Friday, February 24, 2012

the holidays

Live here is at a hectic pace now that the school holidays are upon us. The chalet is full to capacity most of the time with frequent changes of guests for over three weeks. It becomes challenging to match faces to rooms when folk order from the bar without asking their names the whole time, challenging to clean and change rooms as guests come and go, challenging to keep up with potato peeling for chips for all the lunches we are selling now, challenging to process the laundry fast enough to keep up with demand and challenging to keep everything as it should be.

I love being busy, don’t get me wrong, I have thoroughly enjoyed the quiet times skiing and getting lost in a good book, but this is great. A constantly full house of people enjoying their holidays, tired from skiing all day and eating good food every night. Listening to their stories and hearing about where they come from. I am always amazed at how far people will drive for a few days skiing. Many guests this week are coming from Bordeaux or further north, all the way up to Brittany, frequently driving eight or more hours each way. With the autoroutes here, driving isn’t a chore like it is back in the UK, rather easy in fact, although, unfortunately you pay for the luxury as the majority of the motor way network is privately owned.

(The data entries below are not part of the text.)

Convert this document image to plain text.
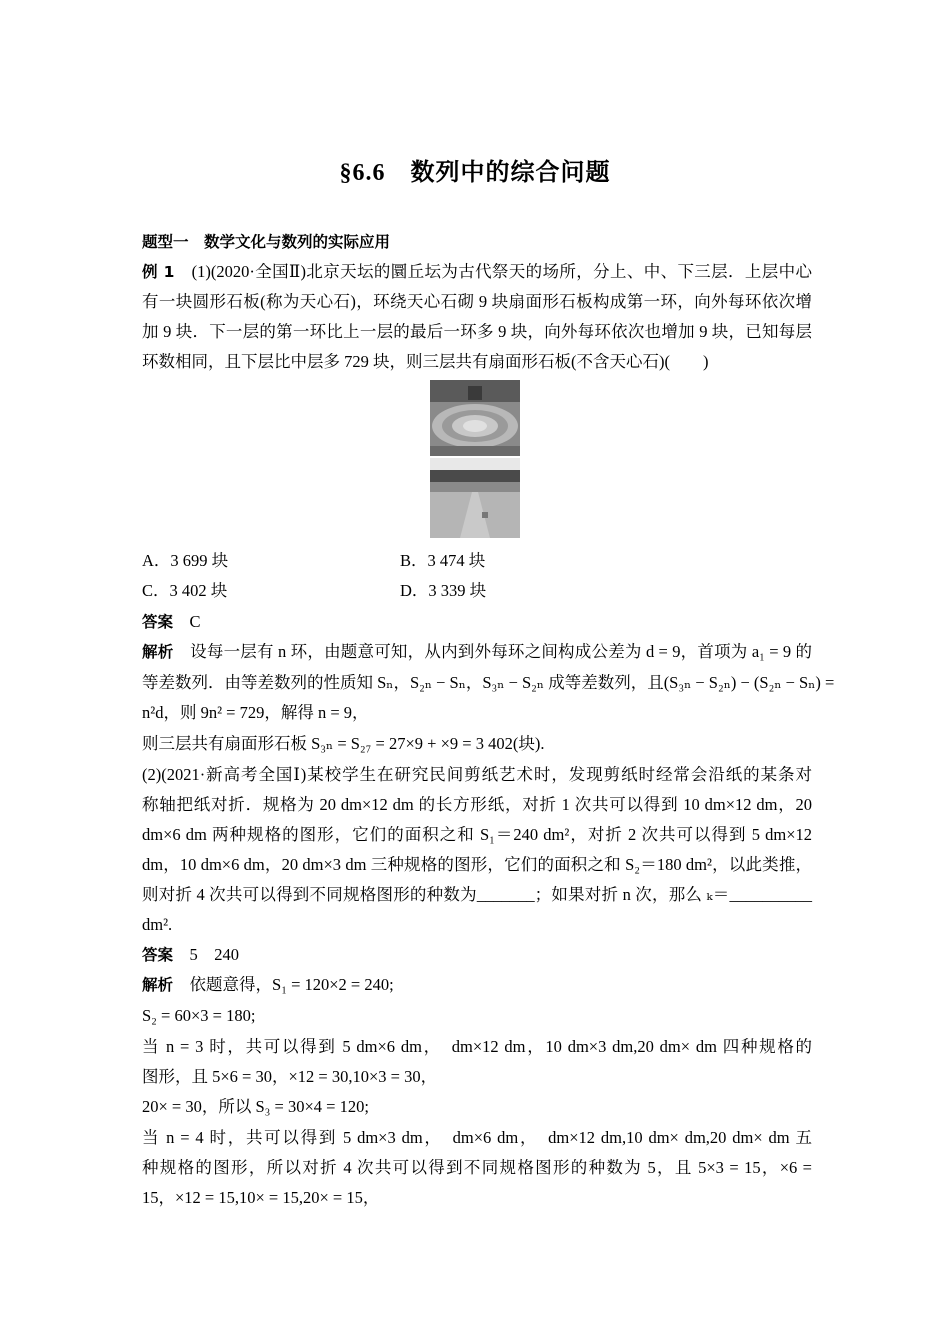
§6.6　数列中的综合问题
题型一　数学文化与数列的实际应用
例 1　 (1)(2020·全国Ⅱ)北京天坛的圜丘坛为古代祭天的场所，分上、中、下三层．上层中心
有一块圆形石板(称为天心石)，环绕天心石砌 9 块扇面形石板构成第一环，向外每环依次增
加 9 块．下一层的第一环比上一层的最后一环多 9 块，向外每环依次也增加 9 块，已知每层
环数相同，且下层比中层多 729 块，则三层共有扇面形石板(不含天心石)(　　)
A．3 699 块	B．3 474 块
C．3 402 块	D．3 339 块
答案　 C
解析　 设每一层有 n 环，由题意可知，从内到外每环之间构成公差为 d = 9，首项为 a₁ = 9 的
等差数列．由等差数列的性质知 Sₙ，S₂ₙ − Sₙ，S₃ₙ − S₂ₙ 成等差数列，且(S₃ₙ − S₂ₙ) − (S₂ₙ − Sₙ) =
n²d，则 9n² = 729，解得 n = 9，
则三层共有扇面形石板 S₃ₙ = S₂₇ = 27×9 + ×9 = 3 402(块).
(2)(2021·新高考全国Ⅰ)某校学生在研究民间剪纸艺术时，发现剪纸时经常会沿纸的某条对
称轴把纸对折．规格为 20 dm×12 dm 的长方形纸，对折 1 次共可以得到 10 dm×12 dm，20
dm×6 dm 两种规格的图形，它们的面积之和 S₁＝240 dm²，对折 2 次共可以得到 5 dm×12
dm，10 dm×6 dm，20 dm×3 dm 三种规格的图形，它们的面积之和 S₂＝180 dm²，以此类推，
则对折 4 次共可以得到不同规格图形的种数为_______；如果对折 n 次，那么 ₖ＝__________
dm².
答案　 5　240
解析　 依题意得，S₁ = 120×2 = 240;
S₂ = 60×3 = 180;
当 n = 3 时，共可以得到 5 dm×6 dm，　dm×12 dm，10 dm×3 dm,20 dm× dm 四种规格的
图形，且 5×6 = 30，×12 = 30,10×3 = 30，
20× = 30，所以 S₃ = 30×4 = 120;
当 n = 4 时，共可以得到 5 dm×3 dm，　dm×6 dm，　dm×12 dm,10 dm× dm,20 dm× dm 五
种规格的图形，所以对折 4 次共可以得到不同规格图形的种数为 5，且 5×3 = 15，×6 =
15，×12 = 15,10× = 15,20× = 15，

We have had doctors and farmers, tourist office managers and lawyers, a podiatrist magician and a heavy plant driver, teachers and hoteliers all staying within the last week. Groups of friends with children, families and single parents with kids of all ages, all determined to enjoy the mountains. It’s almost imperative that children learn to ski here and for these few weeks the slopes are smattered with snakes of ski school classes following one of a seemingly never ending supply of instructors across the snow. Parents often invest in ski school for their offspring so that they can spend at least some of their time enjoying the slopes too. It’s great chatting to these people and getting some little insight into their lives, the diversity is astounding, I think that I prefer working through the day and having the time to dine properly amongst the guests, everyone eats together here on long tables, all mixed in together, its great. It makes for a busy day, although I seem to be fully occupied with helping out whatever shift I do at the moment.

Whatever the shift, my lunchtimes are usually spent in the kitchen with Mark. A good team, he occupies himself with the complicated menu items and lets me get on with the rest, burgers, BLT’s, salads, desserts and endless chips. It can be hellish frantic one day and no one the next, which makes it very difficult to prep and plan. Demand seems to be governed by the weather, too cold or cloudy and there are just less people on the mountains, sunny blue sky days and folk stay on the mountain all day, suffering the queues at the mountain fooderies or sitting out on rocky outcrops with a picnics. The ideal, for us is cold and sunny with enough cloud cover to make it uncomfortably cold to sit out for too long. That sends people in search of warming locations to lunch and they often stay a good length of time to get thoroughly reheated before heading off again.

Saturday, February 04, 2012

life in the mountains


Andy, ready for another powder run


snow cannons blowing snow so fine that it looks like a forest fire


Fresh snow and icicles outside the chalet


The first time it has been possible to ski right back to the front door this season


It has continued snowing for several days now and the bare, green mountain sides are a thing of the past for a while. I hope the sheep made it safely back to their winter shelter. The temperature has plummeted, as it has everywhere in europe, down to a daytime high of -8°C and night times lows nearing -20°C. Now that the clouds have passed, the visibility is excellent and the whole region is blanketed in snow. Some guests due to arrive for dinner (7.30pm) last night eventually made it up the mountain at nearly 11pm. They had used their snow chains since way down in the valley and were still slipping all over the place.


Skiing has been great fun, on piste, off piste and anywhere else that has looked tempting. Its been great fun with Andy although I was so cold that I had to stop early. He just looks over a ridge and tips over, planning his route as he goes, a bit of a view is enough, and with the depth of powder, little chance of coming a cropper. Exhilarating.


Overnight the wind has picked up and chilled everything to the bone. So cold in fact that the central heating oil became so sticky in the pipes within the boiler room that the heating stopped working. The resort didn’t open and most of the loose snow has now been blown off the tops, huge squalls of icy cloud blasting down the mountain, skin stingingly cold, bringing what little traffic there is to a complete standstill.


Half an hour with a blowlamp on the chilly pipes and the heating burst into life again, Holes blocked and pipes further lagged, the frozen washing prized out of the machine drum and crumpled into the drier, the washer then refusing to work some more until the water supply thaws. All the paths that I cleared yesterday into neat gulleys through the drifts need clearing again. Nothing like a bit of energetic work to get well warmed through. I was much more toasty outside that I could have been inside the cool chalet.


Lets see what happens with temperatures forecast to stay low and more snow on the way tomorrow. Perhaps the winds will drop and some of the snow will stay for longer this time. Its great to stay snug indoors in front of the fire and spend some time doing very little. Full after a great Thai curry lunch and only seven guests to look after this evening.